Culturally Competent Care Is Key to Overcoming Health Inequities

— Communication and trust are everything in the doctor-patient relationship

MedpageToday
A photo of Cesar Padilla, MD

*Patient's name has been changed

Considering the variability in how patients are treated in a hospital setting, we can all agree that their outcomes can be vastly different based on their ethnicity, resources, socioeconomic background, and beliefs. Two different people can come to the same hospital for the same procedure and have a completely different experience.

A patient of mine named Mariela* was recently admitted to labor and delivery for the birth of her baby. She was a high-risk, Latina patient who spoke only Spanish. Luckily, I did not have to use an interpreter as I am certified to speak Spanish to patients.

Mariela did not want to opt for an epidural, as she believed this was associated with complications such as back pain and paralysis. After listening to Mariela, I explained these risks were unwarranted as back pain is associated with pregnancy and the risks of paralysis are almost non-existent. Mariela ultimately opted to receive an epidural.

These decisions are critical as epidurals have been associated with a decrease in complications during birth, especially for medically complex patients like Mariela.

Stories like Mariela's are far too common. But the result isn't always the same -- if a healthcare team is unable to find an interpreter or provide otherwise culturally competent care, the outcomes may not be so favorable.

Data on health and healthcare by race and ethnicity from KFF shows unequivocally that persistent challenges remain for minorities looking to access the same level of care as white patients.
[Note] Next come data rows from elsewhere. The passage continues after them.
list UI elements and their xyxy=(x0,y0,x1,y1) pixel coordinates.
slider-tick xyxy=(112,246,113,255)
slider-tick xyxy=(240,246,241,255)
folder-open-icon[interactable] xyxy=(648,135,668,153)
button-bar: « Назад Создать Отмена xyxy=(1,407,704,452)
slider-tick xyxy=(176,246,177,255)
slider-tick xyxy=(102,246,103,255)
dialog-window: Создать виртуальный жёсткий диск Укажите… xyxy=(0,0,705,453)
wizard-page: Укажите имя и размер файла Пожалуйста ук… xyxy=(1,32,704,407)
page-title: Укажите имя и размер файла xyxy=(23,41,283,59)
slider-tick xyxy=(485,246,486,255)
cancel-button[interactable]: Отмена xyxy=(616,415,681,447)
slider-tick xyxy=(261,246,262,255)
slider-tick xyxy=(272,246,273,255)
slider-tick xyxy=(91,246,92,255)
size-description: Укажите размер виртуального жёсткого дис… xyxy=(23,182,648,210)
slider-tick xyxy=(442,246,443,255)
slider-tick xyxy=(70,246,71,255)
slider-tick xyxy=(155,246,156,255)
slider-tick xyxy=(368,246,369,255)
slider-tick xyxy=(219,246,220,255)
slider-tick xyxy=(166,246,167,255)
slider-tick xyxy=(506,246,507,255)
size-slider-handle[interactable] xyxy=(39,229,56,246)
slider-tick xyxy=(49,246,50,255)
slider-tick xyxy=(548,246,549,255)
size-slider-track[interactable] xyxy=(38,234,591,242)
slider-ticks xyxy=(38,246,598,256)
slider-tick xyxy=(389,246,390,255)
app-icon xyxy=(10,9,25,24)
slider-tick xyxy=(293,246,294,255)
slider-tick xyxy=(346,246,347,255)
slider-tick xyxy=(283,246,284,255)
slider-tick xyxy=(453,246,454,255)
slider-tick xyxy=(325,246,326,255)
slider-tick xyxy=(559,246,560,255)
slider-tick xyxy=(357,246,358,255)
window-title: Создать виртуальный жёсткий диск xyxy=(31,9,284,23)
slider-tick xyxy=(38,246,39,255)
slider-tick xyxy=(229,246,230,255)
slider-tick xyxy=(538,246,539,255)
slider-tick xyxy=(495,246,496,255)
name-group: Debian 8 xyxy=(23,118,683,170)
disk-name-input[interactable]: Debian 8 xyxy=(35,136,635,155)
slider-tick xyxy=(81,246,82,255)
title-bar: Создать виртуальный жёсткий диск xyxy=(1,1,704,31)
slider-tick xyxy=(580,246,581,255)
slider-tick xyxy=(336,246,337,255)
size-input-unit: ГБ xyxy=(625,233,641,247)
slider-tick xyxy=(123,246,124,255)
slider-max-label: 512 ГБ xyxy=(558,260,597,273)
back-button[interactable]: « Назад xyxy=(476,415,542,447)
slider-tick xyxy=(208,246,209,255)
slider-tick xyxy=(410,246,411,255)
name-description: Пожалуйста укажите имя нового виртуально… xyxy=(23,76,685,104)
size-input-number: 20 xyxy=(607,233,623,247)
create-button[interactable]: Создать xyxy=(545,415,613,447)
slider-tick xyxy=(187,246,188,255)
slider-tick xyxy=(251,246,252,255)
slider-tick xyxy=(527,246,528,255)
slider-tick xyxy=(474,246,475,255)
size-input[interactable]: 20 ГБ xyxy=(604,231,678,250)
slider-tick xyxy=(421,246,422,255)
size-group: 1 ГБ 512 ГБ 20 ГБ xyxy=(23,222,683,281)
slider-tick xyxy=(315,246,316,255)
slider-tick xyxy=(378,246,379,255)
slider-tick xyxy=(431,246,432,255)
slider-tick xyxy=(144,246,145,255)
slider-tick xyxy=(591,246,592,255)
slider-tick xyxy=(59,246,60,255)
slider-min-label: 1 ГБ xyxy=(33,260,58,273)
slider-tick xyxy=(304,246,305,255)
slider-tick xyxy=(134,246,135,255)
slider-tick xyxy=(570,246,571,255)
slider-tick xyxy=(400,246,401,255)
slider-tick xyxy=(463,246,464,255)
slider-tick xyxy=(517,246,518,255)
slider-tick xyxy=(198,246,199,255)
For instance, infants born to women of color were at a higher risk for mortality than white infants, the children of minorities were more likely to go without some immunizations, and Black, Hispanic, and Asian adults were less likely than their white counterparts to receive mental health services. A related matter is access to healthcare coverage. Latinos in particular are more likely to be uninsured when compared to non-Latino whites (20% versus 8%), according to a report by HHS. Along with language and cultural barriers, socioeconomic factors also contribute to worse patient outcomes, in part fueled by the fact many report not seeing a doctor due to the cost.

Last year, I co-authored and published a research article that highlighted the drivers of health inequities, including patient factors like beliefs, education, resources, biology; healthcare system factors such as healthcare culture, financing, and delivery; and provider factors including knowledge, attitudes, competing demands, and bias. By considering these drivers as well as the structural and systemic causes -- like access to healthcare, government infrastructure, and hospital policies -- we can work toward reform to help address these disparities. Here I'll focus on Latino/a patients, who make up a large portion of the population I serve, but these changes can apply to a range of marginalized populations.

Policy-level changes and investment in marginalized communities are necessary to improve access to quality care. Clinicians should receive training regarding susceptibility to implicit bias. To support this research agenda, better collection of race and ethnicity data and anesthesia quality indicators is a priority.

Communication can also play a major role. Physicians who speak the same native language and are able to relate to the cultural experiences of their patients have been linked to better patient outcomes.

Unfortunately, Latinos account for just 6% of the overall physician and surgeon workforce, according to the Association of American Medical Colleges. Until we can find ways to get more Latino/a doctors serving patients in their communities, we must use additional tools and create new resources to communicate with and better serve patients who speak languages other than English or come from backgrounds with different customs and cultures.

As an example of one initiative to help bridge the language gap, the Stanford Center for Health Education created culturally competent and language concordant health information that is both reliable and accessible to patients of all health literacy levels. Under the sponsorship of the Stanford Medicine's Dean office, we've also created a centralized network of Latino faculty at Stanford School of Medicine and Stanford Healthcare called Latino/a Faculty Alliance Meetings (LFAM). Our mission is to highlight the urgency relating to Latino health disparities as it pertains to the lack of Latino representation in medicine. LFAM also supports initiatives to create a diverse physician workforce as a strategy for reducing disparities related to the Latino population. Recently, LFAM helped host an event at Stanford featuring California's Surgeon General Diana Ramos, MD -- California's first Latina surgeon general -- where she discussed racial and ethnic disparities in California's obstetric population. Other health systems and facilities can use initiatives like these as models for their own programs focused on reducing healthcare disparities.

As I saw recently with Mariela, patients must be able to effectively communicate with their physicians so they can trust their health concerns are being addressed appropriately.

For us to effect lasting change and improve healthcare outcomes for people of all backgrounds, there's much more to be done. It starts with just one initiative. One system pushing for change. So, we plan to keep working.

Cesar Padilla, MD, is an obstetric anesthesiologist, a clinical associate professor at Stanford University, and chair of Stanford's LFAM. He is the vice chair of the Justice, Equity, Diversity, and Inclusion Committee for the California Society of Anesthesiologists.